I turn 80 today. Sixty years ago, on my 20th birthday, an event occurred that changed the lives of my generation. The Cold War turned hot as North Korea invaded its southern neighbor. For kids like me who were not old enough to serve during World War II, this would be "our war." It's often called "the Forgotten War." For us, it will never be forgotten. Nor did America forget us when we returned to civilian life.
During the Korean War, I was a Marine, serving as a member of the Camp Pendleton Post Band. Marines headed for combat shipped out monthly from San Diego, and our band playing martial music and a few relatives at the dock were their only send-off. Their return was even less ceremonial.
But at the end of our service, we returned to civilian life with the generous assistance of U.S. taxpayers. In my case, the three years I spent as a grad student at UC Berkeley were subsidized by the federal benefits for Korean War vets. The state, through Cal Vet benefits, paid for typing my dissertation.

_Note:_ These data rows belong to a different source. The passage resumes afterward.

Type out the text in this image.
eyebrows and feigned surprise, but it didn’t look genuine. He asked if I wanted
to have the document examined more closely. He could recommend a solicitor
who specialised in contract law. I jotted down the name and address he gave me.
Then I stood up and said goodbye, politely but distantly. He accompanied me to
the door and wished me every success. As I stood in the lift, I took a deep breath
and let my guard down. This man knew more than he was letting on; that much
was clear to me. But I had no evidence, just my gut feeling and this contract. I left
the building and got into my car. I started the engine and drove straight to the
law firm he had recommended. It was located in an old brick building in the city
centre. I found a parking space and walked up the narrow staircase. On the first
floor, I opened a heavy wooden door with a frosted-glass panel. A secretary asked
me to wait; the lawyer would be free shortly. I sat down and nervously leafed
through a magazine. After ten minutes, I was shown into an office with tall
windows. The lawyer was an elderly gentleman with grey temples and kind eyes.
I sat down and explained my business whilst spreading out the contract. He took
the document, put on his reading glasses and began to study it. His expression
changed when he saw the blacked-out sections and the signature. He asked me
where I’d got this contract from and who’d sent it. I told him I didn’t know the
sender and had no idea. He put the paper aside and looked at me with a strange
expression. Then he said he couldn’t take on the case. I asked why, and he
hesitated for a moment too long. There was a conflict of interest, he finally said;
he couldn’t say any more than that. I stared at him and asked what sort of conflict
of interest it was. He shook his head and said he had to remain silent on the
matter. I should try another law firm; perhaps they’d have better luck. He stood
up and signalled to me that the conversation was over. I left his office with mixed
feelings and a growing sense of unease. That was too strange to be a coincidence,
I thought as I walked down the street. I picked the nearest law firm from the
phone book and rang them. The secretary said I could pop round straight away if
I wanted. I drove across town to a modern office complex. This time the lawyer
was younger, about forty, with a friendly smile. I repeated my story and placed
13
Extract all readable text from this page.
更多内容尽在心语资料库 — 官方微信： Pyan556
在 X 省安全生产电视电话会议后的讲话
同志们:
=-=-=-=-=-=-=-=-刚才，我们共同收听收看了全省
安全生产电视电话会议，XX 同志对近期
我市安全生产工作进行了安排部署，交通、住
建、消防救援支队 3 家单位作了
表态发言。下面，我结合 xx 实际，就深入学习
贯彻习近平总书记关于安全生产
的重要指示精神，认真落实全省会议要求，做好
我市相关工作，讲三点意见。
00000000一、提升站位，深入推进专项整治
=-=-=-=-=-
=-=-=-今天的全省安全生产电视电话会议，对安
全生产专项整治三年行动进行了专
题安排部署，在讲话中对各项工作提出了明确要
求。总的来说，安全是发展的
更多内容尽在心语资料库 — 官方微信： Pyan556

Our educational benefits differed from those in the original G.I. Bill, which covered college tuition — both public and private — for vets returning home after World War II. Korean vets received higher monthly living allowances but had to pay their own tuition. That encouraged enrollment at state schools, and led in part to the great expansion of the California State College, now University, system.
I also took advantage of another veterans' benefit, this one from the people of California. After five years of marriage, my wife and I had enough saved to buy a lot in suburban Southern California. With the help of a Cal Vet loan, we built the house my wife designed. It's been the Shaffer home for 46 years. The loan, which started out with a mortgage payment of a mere $89 a month and an interest rate of about 2%, included both earthquake and property insurance. Over the years the payment ballooned to slightly more than $100 a month. Initially the state even paid the postage for our monthly payments.
The justifiable criticism of the Veterans Administration for its treatment of the wounded returning from Iraq and Afghanistan has overshadowed the generous assistance that this nation and our state have provided to most vets since World War II.
On this anniversary of my war, I want to thank all Americans and especially Californians for their unflinching aid to former service men and women of all wars. To the taxpayers' credit, they have not only offered the traditional benefits to current vets but now also pay for the rapidly rising cost of tuition at our state's colleges. And the folks at Cal Vet still proudly tout the inclusion of earthquake insurance with its extremely low-interest home loans. We have this benefit through bonds voted on by California taxpayers, who have never rejected a Cal Vet bond issue since its inception after World War I.
At the same time, let's not forget that for nearly 100,000 Americans who went to the Korean conflict or who have fought since then in other hellholes, there was no college education, no home loan, no reunions to attend. Their only benefit was a spot in a national cemetery.
Ralph E. Shaffer is a professor emeritus of history at Cal Poly Pomona.